With the amount of images we capture on many devices and at different time periods, it’s easy to collect duplicates that make search results worse in Photos and take up storage space. For example, my library contains nearly 50,000 images and goes back more than 30 years, to the early 1990s, when I started taking digital photos and scanning analog ones.
Apple has largely avoided that problem until the latest operating system releases. This could be because it didn’t want to to advise delete images – maybe the company’s software would be wrong! But in macOS 13 Ventura, iOS 16, and iPadOS 16, Apple finally took the plunge by adding the Duplicates album. It relies on machine learning to match images that are almost certain to be duplicates in your Photos library. You have to watch all the matches to clear them, so you’re still in the captain’s seat. (The feature also matches videos, but didn’t find any in my collection, possibly because it uses more precise matches.)
If you don’t see a Duplicates album under the Photos section in macOS or Utilities in iOS/iPadOS, you may need to wait longer for your devices to process your library and find duplicates. This can take several hours to days after you update, depending on the processing power of your hardware and the number of images you have in your Photos (or iCloud Photos) library.
When you select the Duplicates album, you’ll see a list of entries by date with two or more images side by side that Photos thinks are actually the same. All versions of Photos overlap the size of the image at the top.
For more details, such as metadata, you have to dig deeper:
In iOS/iPadOS, tap the image and swipe up to see the metadata. You can then swipe left and right to compare the image and metadata for suspicious duplicates.
Bring forward in macOS Window > About and successively select images to view their attributes in the Info palette.

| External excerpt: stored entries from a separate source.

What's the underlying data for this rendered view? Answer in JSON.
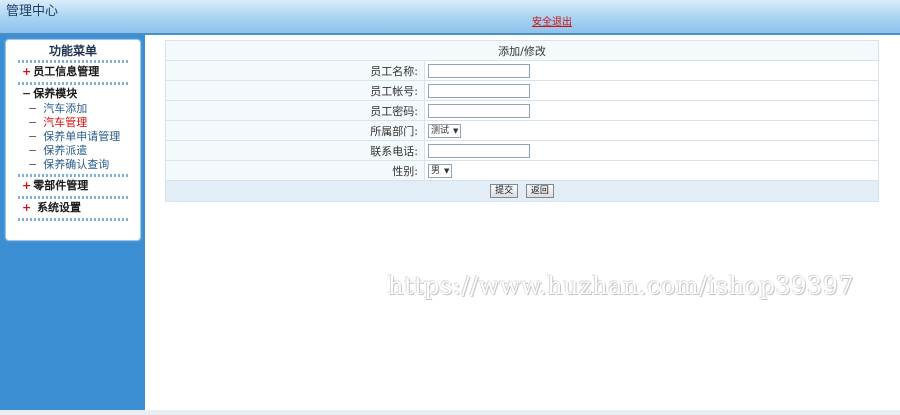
{
  "header": {
    "title": "管理中心",
    "logout_label": "安全退出"
  },
  "sidebar": {
    "title": "功能菜单",
    "groups": [
      {
        "label": "员工信息管理"
      },
      {
        "label": "保养模块",
        "items": [
          "汽车添加",
          "汽车管理",
          "保养单申请管理",
          "保养派遣",
          "保养确认查询"
        ]
      },
      {
        "label": "零部件管理"
      },
      {
        "label": "系统设置"
      }
    ]
  },
  "form": {
    "title": "添加/修改",
    "fields": {
      "name_label": "员工名称:",
      "account_label": "员工帐号:",
      "password_label": "员工密码:",
      "department_label": "所属部门:",
      "department_value": "测试",
      "phone_label": "联系电话:",
      "gender_label": "性别:",
      "gender_value": "男"
    },
    "submit_label": "提交",
    "back_label": "返回"
  },
  "watermark": "https://www.huzhan.com/ishop39397"
}
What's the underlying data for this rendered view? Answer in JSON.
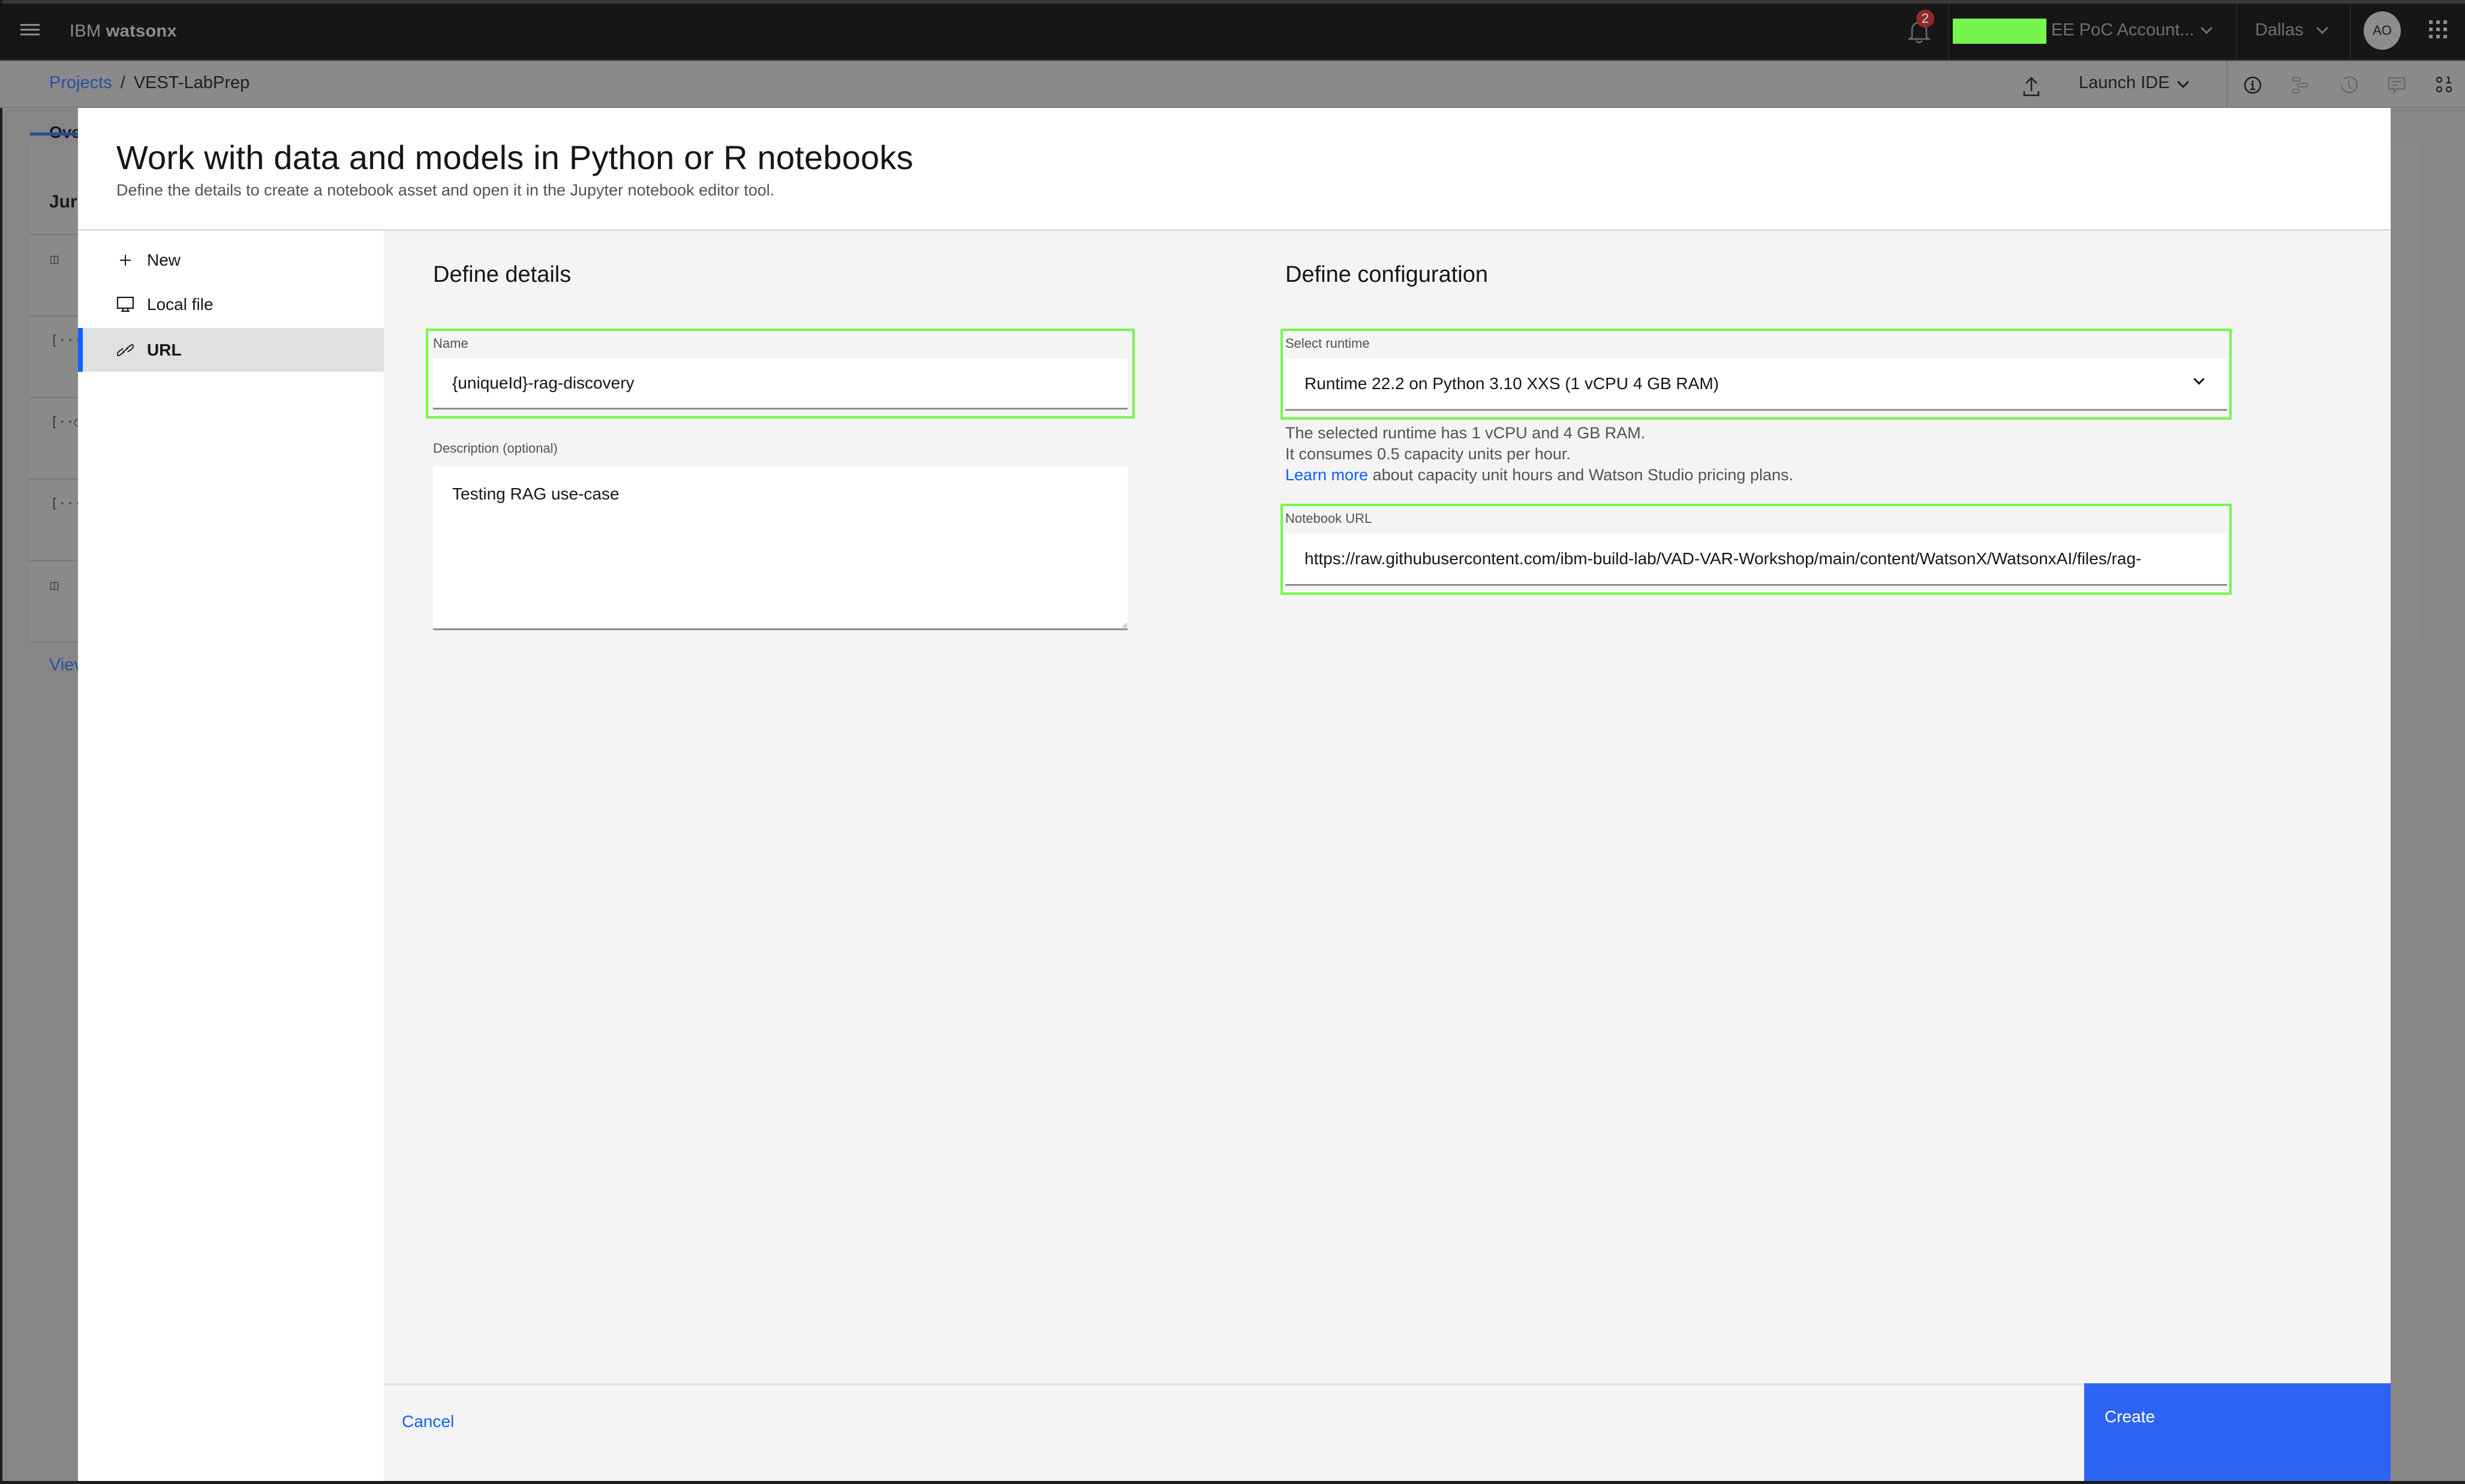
{
  "app": {
    "brand_prefix": "IBM",
    "brand_name": "watsonx",
    "notification_count": "2",
    "account_label": "EE PoC Account...",
    "region": "Dallas",
    "avatar_initials": "AO"
  },
  "breadcrumb": {
    "parent": "Projects",
    "separator": "/",
    "current": "VEST-LabPrep"
  },
  "toolbar": {
    "launch_ide": "Launch IDE",
    "icons": [
      "upload-icon",
      "info-icon",
      "flow-icon",
      "history-icon",
      "comment-icon",
      "data-icon"
    ]
  },
  "background": {
    "tab_label_partial": "Ove",
    "card_title_partial": "Jur",
    "view_link_partial": "Viev",
    "row_icons": [
      "notebook-icon",
      "code-icon",
      "scheduled-job-icon",
      "code-icon",
      "notebook-icon"
    ]
  },
  "modal": {
    "title": "Work with data and models in Python or R notebooks",
    "subtitle": "Define the details to create a notebook asset and open it in the Jupyter notebook editor tool.",
    "sidebar": [
      {
        "label": "New",
        "icon": "plus-icon",
        "active": false
      },
      {
        "label": "Local file",
        "icon": "desktop-icon",
        "active": false
      },
      {
        "label": "URL",
        "icon": "link-icon",
        "active": true
      }
    ],
    "details": {
      "heading": "Define details",
      "name_label": "Name",
      "name_value": "{uniqueId}-rag-discovery",
      "description_label": "Description (optional)",
      "description_value": "Testing RAG use-case"
    },
    "configuration": {
      "heading": "Define configuration",
      "runtime_label": "Select runtime",
      "runtime_value": "Runtime 22.2 on Python 3.10 XXS (1 vCPU 4 GB RAM)",
      "runtime_help_line1": "The selected runtime has 1 vCPU and 4 GB RAM.",
      "runtime_help_line2": "It consumes 0.5 capacity units per hour.",
      "learn_more": "Learn more",
      "runtime_help_line3": " about capacity unit hours and Watson Studio pricing plans.",
      "url_label": "Notebook URL",
      "url_value": "https://raw.githubusercontent.com/ibm-build-lab/VAD-VAR-Workshop/main/content/WatsonX/WatsonxAI/files/rag-"
    },
    "footer": {
      "cancel": "Cancel",
      "create": "Create"
    }
  },
  "colors": {
    "primary": "#0f62fe",
    "create_button": "#2d63f5",
    "highlight_outline": "#77f54f",
    "header_bg": "#161616",
    "overlay": "#8a8a8a"
  }
}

In some cases, in addition to a higher-resolution version or with more embedded data, you may have a low-resolution version or a metadata scrub of an image. For example, if you post a photo through Instagram in iOS, Instagram will create a lower-resolution copy that removes most of the metadata. That reformulated image appears identical and Photos marks such images as duplicates.
In other cases it can be more subtle: the location is missing in one image but present in the other, or they are identical except that one is slightly downsampled. I found that a sequence of photos taken in raw mode on a standalone camera was marked as duplicates by Photos: the sequence was so fast that the four images, with different names, were taken within the same second and were nearly identical. poses between the subjects.
If you’re sure the two or more images are duplicates, tap To merge or click on Merge X Items. Apple issues a warning explaining that it will keep the image with the most resolution and detail and move the other image or images to Recently Deleted. Apple doesn’t do that though identify which image in the set it will keep or merge data into. Click or tap Merge X Items to complete the operation.
However, don’t click or tap Merge to be sure of a choice. Rather choose the image you want to delete and choose Image > Delete 1 photo or tap it and tap the trash can item. You can’t merge metadata this way – that would require third-party software – but you can make a choice.
For more control over deduplication, including matching settings options and more side-by-side visibility in metadata, download PowerPhotos 2 for macOS from Fat Cat Software, which supports both locally stored Photos libraries on a Mac and optimized iCloud as of this release. – photo libraries.